Marco Rubio still 'reviewing' Trans-Pacific trade deal
More than three months after the Trans-Pacific Partnership deal was finalized, Marco Rubio remains undecided on his support.
“He is still in the process of reviewing it,” said his Senate spokesman, Alex Burgos.
The sweeping trade deal, a top priority of Presidnet Obama, hasn’t gotten a lot of attention in the presidential campaign, but has revealed stark divisions among candidates.
Hillary Clinton, for instance, came out against the deal despite having once called it the “gold standard.” Republicans are on both sides. Jeb Bush supports the deal; Ted Cruz has come out against it.
In a withering attack on Cruz during last week’s debate, Rubio accused Cruz of flip-flopping on giving Obama fast-track authority on trade. “You used to support TPA, now you say you’re against it,” Rubio said, correctly.
If Rubio follows Cruz in opposing the actual deal, it would be a notable departure. Rubio has been a vocal advocate for the idea.
“It will create the opportunity for emerging economies to become the next ‘tigers’ of Asia and enhance linkages between nations in the Western Hemisphere and East Asia,” Rubio wrote in the Wall Street Journal in April 2015.
In May, during a speech at the Council on Foreign Relations, Rubio said it was “more important than ever that Congress give the president trade promotion authority so that he can finalize the Trans-Pacific Partnership and the Trans-Atlantic Trade and Investment Partnership.”

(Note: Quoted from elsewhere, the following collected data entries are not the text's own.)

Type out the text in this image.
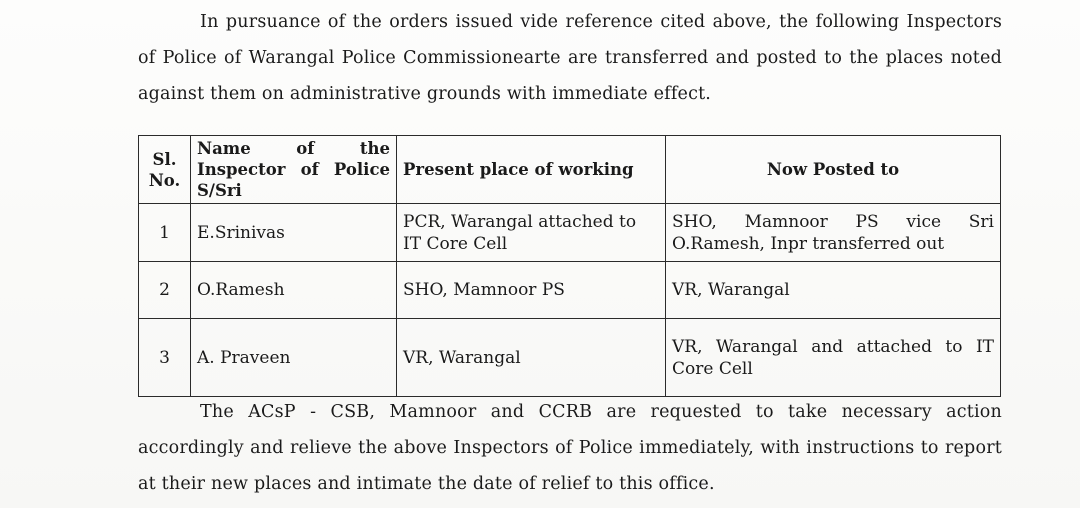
In pursuance of the orders issued vide reference cited above, the following Inspectors of Police of Warangal Police Commissionearte are transferred and posted to the places noted against them on administrative grounds with immediate effect.

Sl. No.	Name of the Inspector of Police S/Sri	Present place of working	Now Posted to
1	E.Srinivas	PCR, Warangal attached to IT Core Cell	SHO, Mamnoor PS vice Sri O.Ramesh, Inpr transferred out
2	O.Ramesh	SHO, Mamnoor PS	VR, Warangal
3	A. Praveen	VR, Warangal	VR, Warangal and attached to IT Core Cell

The ACsP - CSB, Mamnoor and CCRB are requested to take necessary action accordingly and relieve the above Inspectors of Police immediately, with instructions to report at their new places and intimate the date of relief to this office.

But his support came under attack from some conservatives, who have dubbed the deal as "Obamatrade." When the deal was formally minted in October, Rubio said he would have to review it.
Meanwhile, the White House continues to seek support on Capitol Hill. Wednesday, Tampa Mayor Bob Buckhorn led a press conference about it during a gathering of mayors.
UPDATE: A Bush spokeswoman says he stills supports TPP, "barring seeing the final language." So Bush has given himself some room as Rubio has.
UPDATE 2: Rubio on Jan. 7 told reporters that he was waiting on a report from the International Trade Commission. That report is not due until May.